だから明日、おばさんに理由を話して、岡山駅に取りに行ってこようと思っている。今そう決断できた。
「そう言ってもらえると、良かったわ。寝室は、此処しかないけど良い?私と一緒で狭くなるけど……」
亜希子さんの部屋にあたしは間借りすることになった。木造作りのこの家だけど、亜希子さんが色々改良を加えているみたい。質素だけど、モダンに感じる部屋。壁紙なども拘ってるようで、色はアイボリーを基調にしていて亜希子さんの性格を現している様に清潔感があってあたしは好きだ。
「あたし小さいですから!狭くなんて無いと思います。すみません。亜希子さんに迷惑掛けちゃって……」
二人、畳の上に敷いた布団の上に正座してまるで新婚夫婦のような挨拶をしている感じだった。そう思ってあたしはクスッと笑った。
「あ、変ですよね?こんな挨拶!」
「そうね!」
亜希子さんも笑った。きっとあたしと同じ事を考えたのかもしれないな?そんな事を考えてあたしは布団に横になった。そして電気を消す亜希子さんに言った。
「亜希子さんは、此処の人なの?え……と、おばさんを『先生』って呼んでたのを聴いたから、判らなくて……」
気を悪くするかなと思ったけど、
「先生は、あたしの小学生の時の担任だったのよ。だから、思わず今でも『先生』って呼んでたりするの。この年じゃ『お母さん』ってどうしても言えなくって」
亜希子さんは別段不快な気持ちは無いようだった。ま、この暗闇で表情を読み取ることは出来ないけど。

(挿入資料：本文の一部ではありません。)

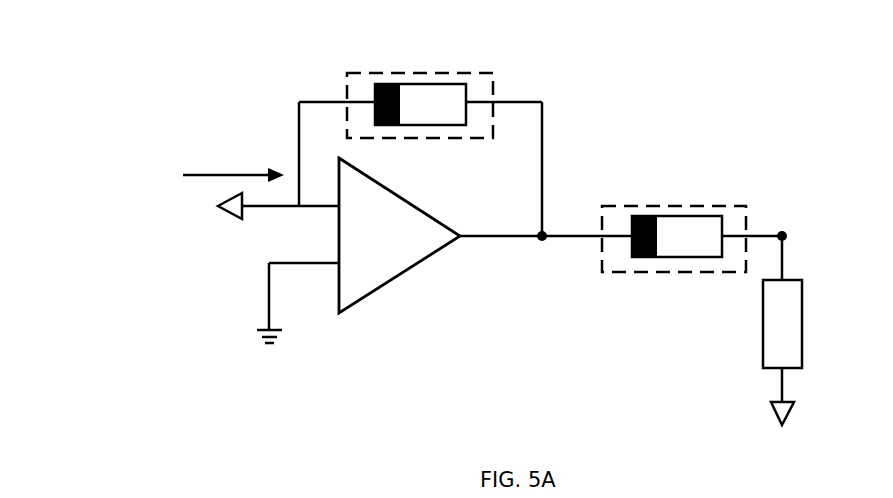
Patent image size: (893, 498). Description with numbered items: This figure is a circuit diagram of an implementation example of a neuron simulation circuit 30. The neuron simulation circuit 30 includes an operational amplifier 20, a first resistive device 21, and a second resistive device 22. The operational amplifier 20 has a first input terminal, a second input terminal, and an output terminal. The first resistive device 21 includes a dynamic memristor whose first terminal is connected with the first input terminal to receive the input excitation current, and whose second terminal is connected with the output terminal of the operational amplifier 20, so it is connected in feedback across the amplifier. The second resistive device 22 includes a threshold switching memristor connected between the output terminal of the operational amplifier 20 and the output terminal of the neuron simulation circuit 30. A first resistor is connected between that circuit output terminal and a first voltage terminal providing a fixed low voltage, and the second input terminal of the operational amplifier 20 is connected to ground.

The neuron simulation circuit 30 is at (599, 36).
The operational amplifier 20 is at (399, 235).
The first resistive device 21 is at (462, 73).
The second resistive device 22 is at (717, 206).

「葵ちゃん。先生に此処の事大体聴いてるんでしょうね?……私は、高校の時に親が離婚してから、グレちゃってね。で、先生に再会してから、ここに住むようになったの」
「亜希子さんが、グレてたんですか?」
布団に二人横になってこうやって話してるのを考えると、何だか変な気分。小学生の時の友人とお泊りごっこをした時以来の様な気がした。自分の秘密を打ち明けれる。そんな雰囲気だ。夜ってそう言う開放感って物があるのかも知れないな?なんて思う。

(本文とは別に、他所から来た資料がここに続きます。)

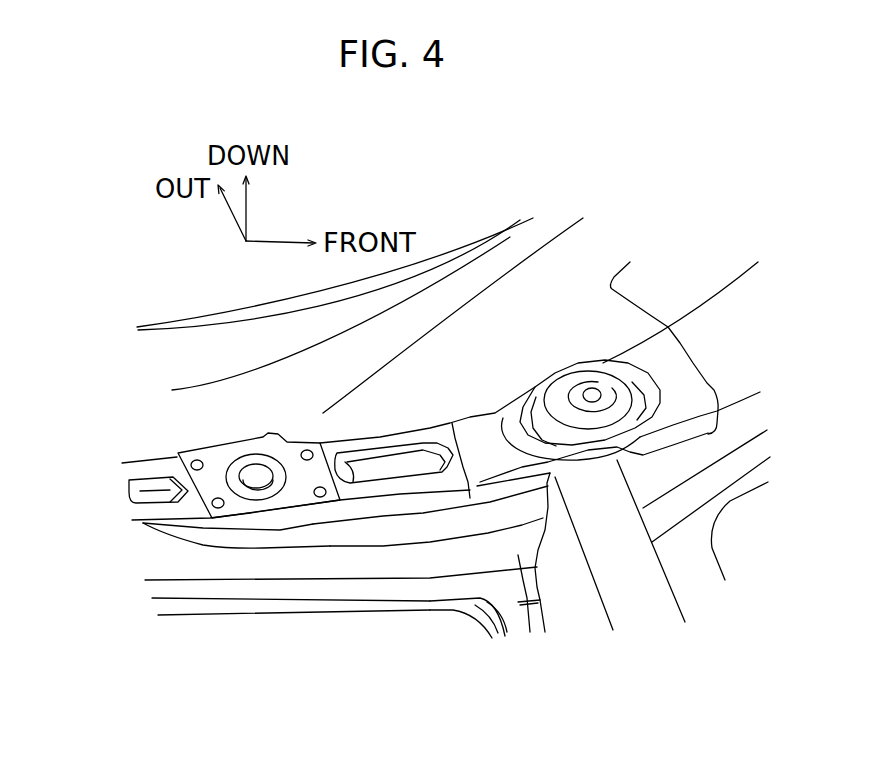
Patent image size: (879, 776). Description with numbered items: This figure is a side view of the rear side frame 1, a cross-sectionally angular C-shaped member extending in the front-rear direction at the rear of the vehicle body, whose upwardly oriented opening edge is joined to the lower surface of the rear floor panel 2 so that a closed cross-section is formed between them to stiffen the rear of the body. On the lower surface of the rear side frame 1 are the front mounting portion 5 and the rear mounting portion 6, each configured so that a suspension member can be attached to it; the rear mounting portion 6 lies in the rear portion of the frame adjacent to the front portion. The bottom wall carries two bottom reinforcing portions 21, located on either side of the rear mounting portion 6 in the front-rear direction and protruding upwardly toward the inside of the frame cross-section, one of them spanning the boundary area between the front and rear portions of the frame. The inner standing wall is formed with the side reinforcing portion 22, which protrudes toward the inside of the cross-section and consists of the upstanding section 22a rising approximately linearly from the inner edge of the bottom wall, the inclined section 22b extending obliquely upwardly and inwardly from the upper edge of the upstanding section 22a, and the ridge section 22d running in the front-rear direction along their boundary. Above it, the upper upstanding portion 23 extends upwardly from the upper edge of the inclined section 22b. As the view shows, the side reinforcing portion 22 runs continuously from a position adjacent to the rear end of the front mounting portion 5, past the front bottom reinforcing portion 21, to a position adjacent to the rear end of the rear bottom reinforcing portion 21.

The rear side frame 1 is at (267, 567).
The rear floor panel 2 is at (398, 625).
The front mounting portion 5 is at (571, 369).
The rear mounting portion 6 is at (240, 463).
The bottom reinforcing portion 21 is at (140, 485).
The side reinforcing portion 22 is at (441, 436).
The upstanding section 22a is at (313, 521).
The inclined section 22b is at (482, 518).
The ridge section 22d is at (424, 515).
The upper upstanding portion 23 is at (545, 632).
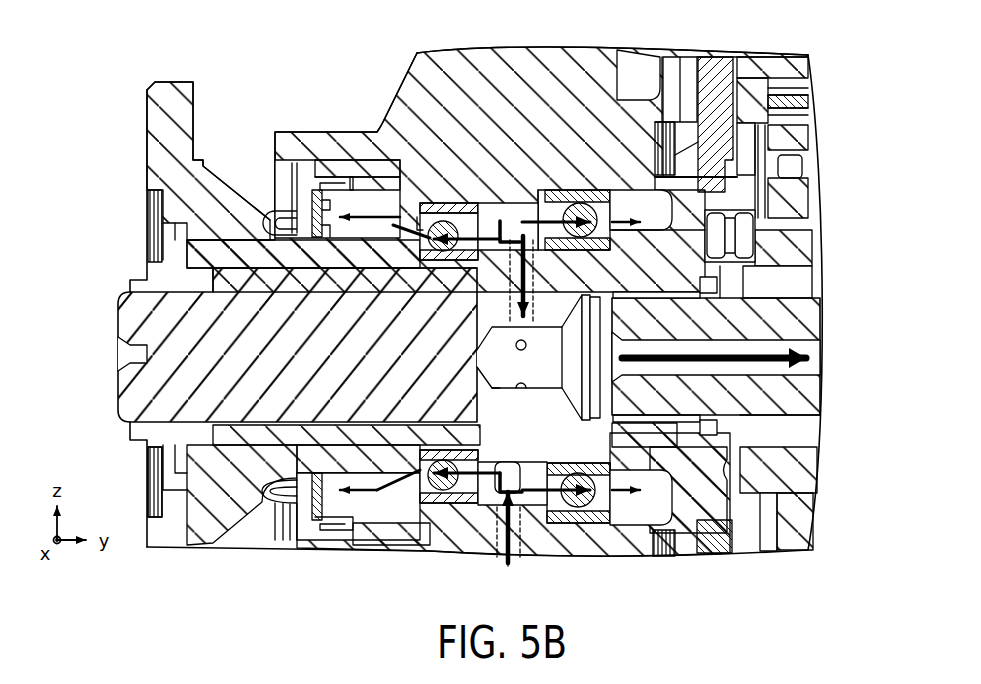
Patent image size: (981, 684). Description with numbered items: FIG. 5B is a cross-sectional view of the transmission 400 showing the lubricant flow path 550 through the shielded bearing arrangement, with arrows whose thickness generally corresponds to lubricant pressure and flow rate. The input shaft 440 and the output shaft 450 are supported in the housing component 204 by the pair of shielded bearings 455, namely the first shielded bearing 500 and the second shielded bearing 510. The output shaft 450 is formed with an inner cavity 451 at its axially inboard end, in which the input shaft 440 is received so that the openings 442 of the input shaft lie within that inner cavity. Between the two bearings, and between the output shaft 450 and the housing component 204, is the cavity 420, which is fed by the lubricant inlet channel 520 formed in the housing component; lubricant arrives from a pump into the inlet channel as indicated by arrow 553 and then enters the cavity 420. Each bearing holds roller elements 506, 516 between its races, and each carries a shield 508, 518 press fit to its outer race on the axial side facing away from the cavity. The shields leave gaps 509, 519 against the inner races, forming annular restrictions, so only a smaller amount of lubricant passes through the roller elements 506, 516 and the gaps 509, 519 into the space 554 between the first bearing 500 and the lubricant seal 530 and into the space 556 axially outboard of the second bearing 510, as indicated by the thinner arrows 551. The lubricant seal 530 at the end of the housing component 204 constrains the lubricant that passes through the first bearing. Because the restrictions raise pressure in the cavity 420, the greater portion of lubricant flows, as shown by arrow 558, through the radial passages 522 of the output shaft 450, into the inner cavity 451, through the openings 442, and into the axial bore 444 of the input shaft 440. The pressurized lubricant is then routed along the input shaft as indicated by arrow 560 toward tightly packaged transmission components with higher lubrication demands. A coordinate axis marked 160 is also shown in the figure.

The transmission 400 is at (100, 83).
The pair of shielded bearings 455 is at (493, 117).
The housing component 204 is at (570, 77).
The lubricant seal 530 is at (310, 187).
The space 554 is at (367, 203).
The arrows 551 is at (388, 222).
The roller elements 506 is at (456, 210).
The first shielded bearing 500 is at (462, 203).
The shield 508 is at (420, 228).
The shield 518 is at (600, 190).
The second shielded bearing 510 is at (565, 183).
The space 556 is at (650, 197).
The gap 519 is at (632, 238).
The cavity 420 is at (560, 268).
The radial passages 522 is at (545, 297).
The arrow 558 is at (510, 287).
The gap 509 is at (420, 285).
The openings 442 is at (515, 343).
The inner cavity 451 is at (502, 385).
The arrow 560 is at (707, 360).
The axial bore 444 is at (824, 341).
The input shaft 440 is at (803, 387).
The lubricant inlet channel 520 is at (512, 457).
The roller elements 516 is at (575, 505).
The arrow 553 is at (497, 520).
The lubricant flow path 550 is at (495, 567).
The output shaft 450 is at (133, 323).
The spline 160 is at (100, 508).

「そう。この私がグレてたなんて思えないかも知れないわね?めちゃくちゃだったの。あの当時は……警察沙汰までやらかしたわ。レディースのヘッドなんてやってたしね?」
そう言ってくすくす笑った。あたしはレディースって物が何なのか判らなかったけど、警察沙汰になるんだから、凄いことしてたんだろうなと思った。
「でもね、先生に再会して、話を聴いて貰って、今の私は存在するの。もし再会しなかったら、どん底の人生歩んでたと思う。って、葵ちゃんには過激かな?」
そう言って亜希子さんはふふっと笑った。
幸せだよ。という感じの笑い方だった。
「葵ちゃんも、一ヶ月間だけだけど、此処で色々見ていくと良いよ?何かが見つかると思うからね?」
そう言った亜希子さんは、布団の中にあるあたしの手をギュッと握ってきた。あたしはドキッとしたけど、それが心の触れ合いの一つだとも言えるようなものだったので、あたしはギュッと握り返した。深い眠りがあたしを包み込む。
明日の朝、あたしはおばさんの話を聴きに行かなければならない。それでも、亜希子さんの話を聴いた今、安心して眠りに就くことが出来た。